Evaluating the benefit of generative AI tools against its potential harm can be challenging for many employers to navigate when drafting guidelines, or implementing policies to address workplace use. While an outright ban on generative AI tools may be effective short-term to reduce risk and evaluate options, for many employers, it may not be a viable long-term solution as AI tools continue to proliferate and be refined. A blanket ban on use of generative AI could also subvert usage by employees without the benefit of a well thought out policy or process. Employers should weigh the pros and cons that could be achieved by employees using generative AI to perform such tasks as writing routine letters and emails, generating reports, and creating presentations against the potential loss in developmental opportunities for employees performing such tasks themselves. AI should enhance, not supplant the employee’s own knowledge, skill, and creativity.

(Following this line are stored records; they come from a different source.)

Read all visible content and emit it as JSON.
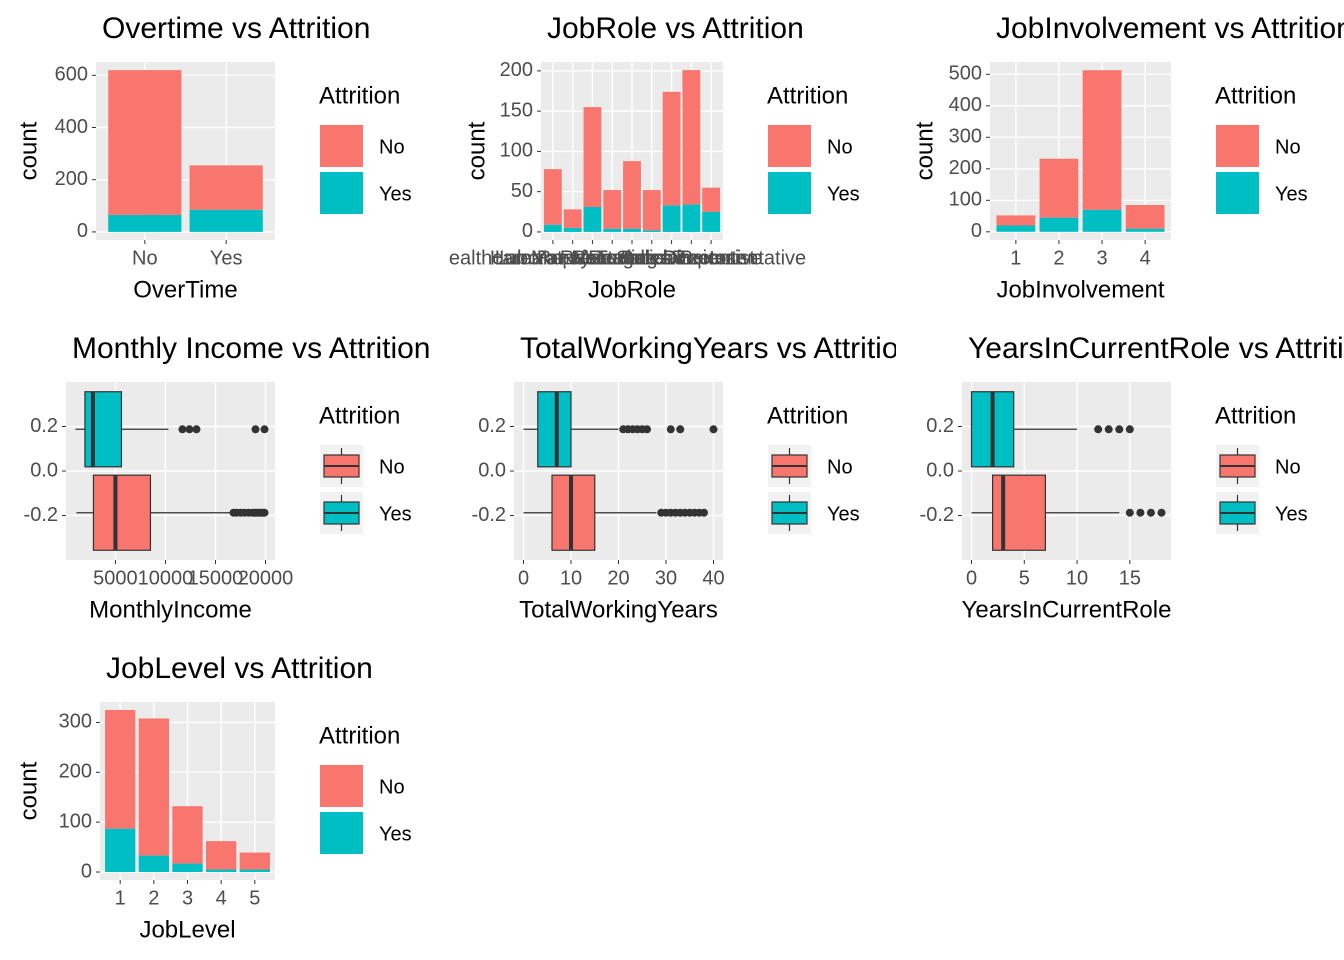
{
  "chart_data": [
    {
      "type": "bar",
      "stacked": true,
      "title": "Overtime vs Attrition",
      "x_label": "OverTime",
      "y_label": "count",
      "legend_title": "Attrition",
      "categories": [
        "No",
        "Yes"
      ],
      "series": [
        {
          "name": "No",
          "color": "#F8766D",
          "values": [
            555,
            170
          ]
        },
        {
          "name": "Yes",
          "color": "#00BFC4",
          "values": [
            65,
            85
          ]
        }
      ],
      "ylim": [
        -31,
        651
      ],
      "yticks": [
        0,
        200,
        400,
        600
      ],
      "grid": true
    },
    {
      "type": "bar",
      "stacked": true,
      "title": "JobRole vs Attrition",
      "x_label": "JobRole",
      "y_label": "count",
      "legend_title": "Attrition",
      "categories": [
        "Healthcare Representative",
        "Human Resources",
        "Laboratory Technician",
        "Manager",
        "Manufacturing Director",
        "Research Director",
        "Research Scientist",
        "Sales Executive",
        "Sales Representative"
      ],
      "series": [
        {
          "name": "No",
          "color": "#F8766D",
          "values": [
            69,
            23,
            124,
            48,
            84,
            50,
            141,
            167,
            30
          ]
        },
        {
          "name": "Yes",
          "color": "#00BFC4",
          "values": [
            9,
            5,
            31,
            4,
            4,
            2,
            33,
            34,
            25
          ]
        }
      ],
      "ylim": [
        -10,
        211
      ],
      "yticks": [
        0,
        50,
        100,
        150,
        200
      ],
      "grid": true
    },
    {
      "type": "bar",
      "stacked": true,
      "title": "JobInvolvement vs Attrition",
      "x_label": "JobInvolvement",
      "y_label": "count",
      "legend_title": "Attrition",
      "categories": [
        "1",
        "2",
        "3",
        "4"
      ],
      "series": [
        {
          "name": "No",
          "color": "#F8766D",
          "values": [
            32,
            187,
            443,
            75
          ]
        },
        {
          "name": "Yes",
          "color": "#00BFC4",
          "values": [
            20,
            45,
            70,
            10
          ]
        }
      ],
      "ylim": [
        -26,
        539
      ],
      "yticks": [
        0,
        100,
        200,
        300,
        400,
        500
      ],
      "grid": true
    },
    {
      "type": "boxplot",
      "title": "Monthly Income vs Attrition",
      "x_label": "MonthlyIncome",
      "legend_title": "Attrition",
      "series": [
        {
          "name": "No",
          "color": "#F8766D",
          "whisker_low": 1100,
          "q1": 2800,
          "median": 5000,
          "q3": 8500,
          "whisker_high": 16600,
          "outliers": [
            16800,
            17100,
            17500,
            17900,
            18300,
            18700,
            19000,
            19200,
            19400,
            19600,
            19800,
            19900
          ]
        },
        {
          "name": "Yes",
          "color": "#00BFC4",
          "whisker_low": 1009,
          "q1": 1950,
          "median": 2750,
          "q3": 5600,
          "whisker_high": 10300,
          "outliers": [
            11700,
            12400,
            13100,
            19000,
            19900
          ]
        }
      ],
      "xlim": [
        59,
        20949
      ],
      "xticks": [
        5000,
        10000,
        15000,
        20000
      ],
      "ylim": [
        -0.4,
        0.4
      ],
      "yticks": [
        -0.2,
        {
          "value": 0,
          "label": "0.0"
        },
        0.2
      ],
      "grid": true
    },
    {
      "type": "boxplot",
      "title": "TotalWorkingYears vs Attrition",
      "x_label": "TotalWorkingYears",
      "legend_title": "Attrition",
      "series": [
        {
          "name": "No",
          "color": "#F8766D",
          "whisker_low": 0,
          "q1": 6,
          "median": 10,
          "q3": 15,
          "whisker_high": 28,
          "outliers": [
            29,
            30,
            31,
            32,
            33,
            34,
            35,
            36,
            37,
            38
          ]
        },
        {
          "name": "Yes",
          "color": "#00BFC4",
          "whisker_low": 0,
          "q1": 3,
          "median": 7,
          "q3": 10,
          "whisker_high": 20,
          "outliers": [
            21,
            22,
            23,
            24,
            25,
            26,
            31,
            33,
            40
          ]
        }
      ],
      "xlim": [
        -2,
        42
      ],
      "xticks": [
        0,
        10,
        20,
        30,
        40
      ],
      "ylim": [
        -0.4,
        0.4
      ],
      "yticks": [
        -0.2,
        {
          "value": 0,
          "label": "0.0"
        },
        0.2
      ],
      "grid": true
    },
    {
      "type": "boxplot",
      "title": "YearsInCurrentRole vs Attrition",
      "x_label": "YearsInCurrentRole",
      "legend_title": "Attrition",
      "series": [
        {
          "name": "No",
          "color": "#F8766D",
          "whisker_low": 0,
          "q1": 2,
          "median": 3,
          "q3": 7,
          "whisker_high": 14,
          "outliers": [
            15,
            16,
            17,
            18
          ]
        },
        {
          "name": "Yes",
          "color": "#00BFC4",
          "whisker_low": 0,
          "q1": 0,
          "median": 2,
          "q3": 4,
          "whisker_high": 10,
          "outliers": [
            12,
            13,
            14,
            15
          ]
        }
      ],
      "xlim": [
        -0.9,
        18.9
      ],
      "xticks": [
        0,
        5,
        10,
        15
      ],
      "ylim": [
        -0.4,
        0.4
      ],
      "yticks": [
        -0.2,
        {
          "value": 0,
          "label": "0.0"
        },
        0.2
      ],
      "grid": true
    },
    {
      "type": "bar",
      "stacked": true,
      "title": "JobLevel vs Attrition",
      "x_label": "JobLevel",
      "y_label": "count",
      "legend_title": "Attrition",
      "categories": [
        "1",
        "2",
        "3",
        "4",
        "5"
      ],
      "series": [
        {
          "name": "No",
          "color": "#F8766D",
          "values": [
            238,
            275,
            115,
            57,
            34
          ]
        },
        {
          "name": "Yes",
          "color": "#00BFC4",
          "values": [
            87,
            33,
            17,
            5,
            5
          ]
        }
      ],
      "ylim": [
        -16,
        341
      ],
      "yticks": [
        0,
        100,
        200,
        300
      ],
      "grid": true
    }
  ]
}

At a minimum, employers should consider their unique circumstances and formulate a policy that identifies: (1) uses that are prohibited; (2) uses that are permitted with authorization from some designated authority; and (3) uses that are generally permitted without any prior authorization. Employees should be trained on how to use generative AI responsibly, with emphasis on protecting confidential information, avoiding bias, and the importance of quality assurance and independent verification.

Employers should determine to what extent confidentiality policies and individual agreements may need to be updated to address concerns relating to the use of generative AI in the workplace. Employees should be cautioned and trained to avoid sharing confidential, private, or personally identifiable information if permitted to use chatbots or other generative AI tools for work-related tasks. Employers need to have a strong data output verification system in place, and a knowledgeable point of contact to troubleshoot and resolve issues as they arise. Employers should also develop a record keeping system to identify and log when content was created using generative AI tools and the prompt that was used to generate it.

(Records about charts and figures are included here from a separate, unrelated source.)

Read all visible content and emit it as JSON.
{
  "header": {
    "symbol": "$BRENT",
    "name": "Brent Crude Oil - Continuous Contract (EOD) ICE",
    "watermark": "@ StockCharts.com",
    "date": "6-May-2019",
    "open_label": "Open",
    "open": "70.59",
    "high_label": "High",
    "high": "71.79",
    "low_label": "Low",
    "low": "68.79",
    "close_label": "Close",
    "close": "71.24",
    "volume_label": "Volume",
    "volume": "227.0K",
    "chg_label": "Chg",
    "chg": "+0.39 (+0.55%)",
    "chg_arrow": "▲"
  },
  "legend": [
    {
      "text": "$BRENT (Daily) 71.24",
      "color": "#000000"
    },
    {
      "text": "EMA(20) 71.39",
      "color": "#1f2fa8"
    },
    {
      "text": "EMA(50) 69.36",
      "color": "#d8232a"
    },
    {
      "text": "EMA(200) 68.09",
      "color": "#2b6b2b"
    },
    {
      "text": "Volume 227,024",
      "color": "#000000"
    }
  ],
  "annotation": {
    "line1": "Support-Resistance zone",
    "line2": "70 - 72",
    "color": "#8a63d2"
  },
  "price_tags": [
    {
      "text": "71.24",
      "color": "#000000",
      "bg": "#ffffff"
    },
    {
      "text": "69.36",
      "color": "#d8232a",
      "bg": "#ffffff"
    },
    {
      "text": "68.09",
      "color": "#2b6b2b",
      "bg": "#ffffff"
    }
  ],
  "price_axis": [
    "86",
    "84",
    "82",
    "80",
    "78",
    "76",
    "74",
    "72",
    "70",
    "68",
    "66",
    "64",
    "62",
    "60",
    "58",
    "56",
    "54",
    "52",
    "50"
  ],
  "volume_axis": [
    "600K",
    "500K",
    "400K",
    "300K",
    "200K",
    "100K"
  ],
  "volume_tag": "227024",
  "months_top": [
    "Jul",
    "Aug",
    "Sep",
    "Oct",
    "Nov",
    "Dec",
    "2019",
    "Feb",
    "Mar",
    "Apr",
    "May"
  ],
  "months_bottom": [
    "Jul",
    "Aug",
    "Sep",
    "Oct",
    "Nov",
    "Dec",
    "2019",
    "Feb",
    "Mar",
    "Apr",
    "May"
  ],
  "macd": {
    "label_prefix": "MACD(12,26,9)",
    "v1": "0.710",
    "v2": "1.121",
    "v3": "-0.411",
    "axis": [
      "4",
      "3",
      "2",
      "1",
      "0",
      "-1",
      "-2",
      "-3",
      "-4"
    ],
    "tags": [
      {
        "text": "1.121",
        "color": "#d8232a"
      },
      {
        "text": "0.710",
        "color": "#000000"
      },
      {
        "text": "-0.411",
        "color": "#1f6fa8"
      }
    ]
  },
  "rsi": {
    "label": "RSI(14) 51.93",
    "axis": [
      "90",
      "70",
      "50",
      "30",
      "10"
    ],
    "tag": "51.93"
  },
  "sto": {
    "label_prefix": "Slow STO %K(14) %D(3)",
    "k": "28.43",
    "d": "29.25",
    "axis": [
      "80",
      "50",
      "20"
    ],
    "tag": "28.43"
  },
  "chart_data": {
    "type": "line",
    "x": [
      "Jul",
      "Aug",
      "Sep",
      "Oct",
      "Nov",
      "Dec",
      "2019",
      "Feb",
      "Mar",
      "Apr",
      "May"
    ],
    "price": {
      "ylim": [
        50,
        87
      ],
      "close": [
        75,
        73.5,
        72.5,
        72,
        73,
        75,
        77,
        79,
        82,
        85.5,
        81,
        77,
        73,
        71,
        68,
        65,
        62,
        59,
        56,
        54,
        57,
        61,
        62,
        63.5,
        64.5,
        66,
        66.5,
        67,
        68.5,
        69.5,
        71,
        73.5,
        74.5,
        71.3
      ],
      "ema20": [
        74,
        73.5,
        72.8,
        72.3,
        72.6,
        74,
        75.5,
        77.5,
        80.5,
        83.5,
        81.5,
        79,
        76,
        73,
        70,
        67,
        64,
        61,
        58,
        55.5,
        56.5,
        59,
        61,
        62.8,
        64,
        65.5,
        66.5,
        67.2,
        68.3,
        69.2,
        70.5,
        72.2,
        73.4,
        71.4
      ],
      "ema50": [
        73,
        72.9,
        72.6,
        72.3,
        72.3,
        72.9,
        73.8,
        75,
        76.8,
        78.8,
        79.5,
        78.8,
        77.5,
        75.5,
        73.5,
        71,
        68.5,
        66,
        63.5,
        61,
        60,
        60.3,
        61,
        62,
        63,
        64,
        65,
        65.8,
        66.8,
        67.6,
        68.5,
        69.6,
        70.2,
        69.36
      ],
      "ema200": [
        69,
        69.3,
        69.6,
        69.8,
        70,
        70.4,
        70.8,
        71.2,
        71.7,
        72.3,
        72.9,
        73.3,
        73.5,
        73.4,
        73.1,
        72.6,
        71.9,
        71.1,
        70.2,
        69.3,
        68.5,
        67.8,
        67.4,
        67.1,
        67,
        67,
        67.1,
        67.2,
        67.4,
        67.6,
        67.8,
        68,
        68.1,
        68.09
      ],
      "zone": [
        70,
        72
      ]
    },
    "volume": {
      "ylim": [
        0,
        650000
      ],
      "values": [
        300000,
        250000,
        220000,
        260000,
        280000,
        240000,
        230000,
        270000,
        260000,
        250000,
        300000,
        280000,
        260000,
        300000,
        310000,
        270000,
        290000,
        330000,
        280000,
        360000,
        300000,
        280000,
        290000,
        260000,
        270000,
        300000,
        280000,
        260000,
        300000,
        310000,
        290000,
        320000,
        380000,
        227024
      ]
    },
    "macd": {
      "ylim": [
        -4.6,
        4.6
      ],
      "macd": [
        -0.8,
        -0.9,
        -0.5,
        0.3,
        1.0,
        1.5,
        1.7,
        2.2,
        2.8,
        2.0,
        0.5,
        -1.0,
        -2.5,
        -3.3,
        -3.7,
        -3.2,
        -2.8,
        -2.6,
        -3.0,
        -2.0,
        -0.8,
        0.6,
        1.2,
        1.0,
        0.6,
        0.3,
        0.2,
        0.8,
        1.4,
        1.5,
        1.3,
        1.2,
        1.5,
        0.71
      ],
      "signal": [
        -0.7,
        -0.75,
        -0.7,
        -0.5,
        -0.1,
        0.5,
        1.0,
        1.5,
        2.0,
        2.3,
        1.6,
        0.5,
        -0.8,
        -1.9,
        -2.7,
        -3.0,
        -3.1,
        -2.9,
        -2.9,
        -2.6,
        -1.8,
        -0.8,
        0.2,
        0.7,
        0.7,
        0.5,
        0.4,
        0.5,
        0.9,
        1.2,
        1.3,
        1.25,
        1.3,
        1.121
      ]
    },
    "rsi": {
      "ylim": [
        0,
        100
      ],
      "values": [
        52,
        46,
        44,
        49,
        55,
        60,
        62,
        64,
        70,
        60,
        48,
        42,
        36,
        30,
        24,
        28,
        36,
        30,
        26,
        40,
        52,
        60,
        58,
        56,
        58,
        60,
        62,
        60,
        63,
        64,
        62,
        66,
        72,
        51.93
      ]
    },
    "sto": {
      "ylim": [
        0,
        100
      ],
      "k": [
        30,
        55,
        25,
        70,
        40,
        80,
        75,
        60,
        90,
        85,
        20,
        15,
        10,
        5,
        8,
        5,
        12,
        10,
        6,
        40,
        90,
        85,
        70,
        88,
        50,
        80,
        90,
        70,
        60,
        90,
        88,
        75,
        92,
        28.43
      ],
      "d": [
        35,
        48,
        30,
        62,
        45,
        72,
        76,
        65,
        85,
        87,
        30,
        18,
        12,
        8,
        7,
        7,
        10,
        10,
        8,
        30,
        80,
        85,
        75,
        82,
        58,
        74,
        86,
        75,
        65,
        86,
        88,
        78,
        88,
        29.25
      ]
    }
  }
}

Legal Horizons For AI Tools

The AI landscape is growing at an unprecedented pace. Employers should make every effort to stay current on federal, state, and local laws and guidelines impacting use of these tools in the workplace. Government regulators and litigants are looking for opportunities to bring claims against companies who they believe are adopting or using AI in a reckless manner. Comprehensive AI policies may help to reduce potential liability while ensuring these tools are being used consistently and responsibly, with thoughtful consideration and oversight.

Chatbots and other generative AI tools are likely here to stay, and new and improved versions are on the horizon. Employers will ultimately be forced to address its use in their workplace as the technology continues to improve. For the risks generative AI can present, employers can also leverage its benefits. But the discussion has only just begun. There is sure to be much more to “chat-a-bot” in the near future.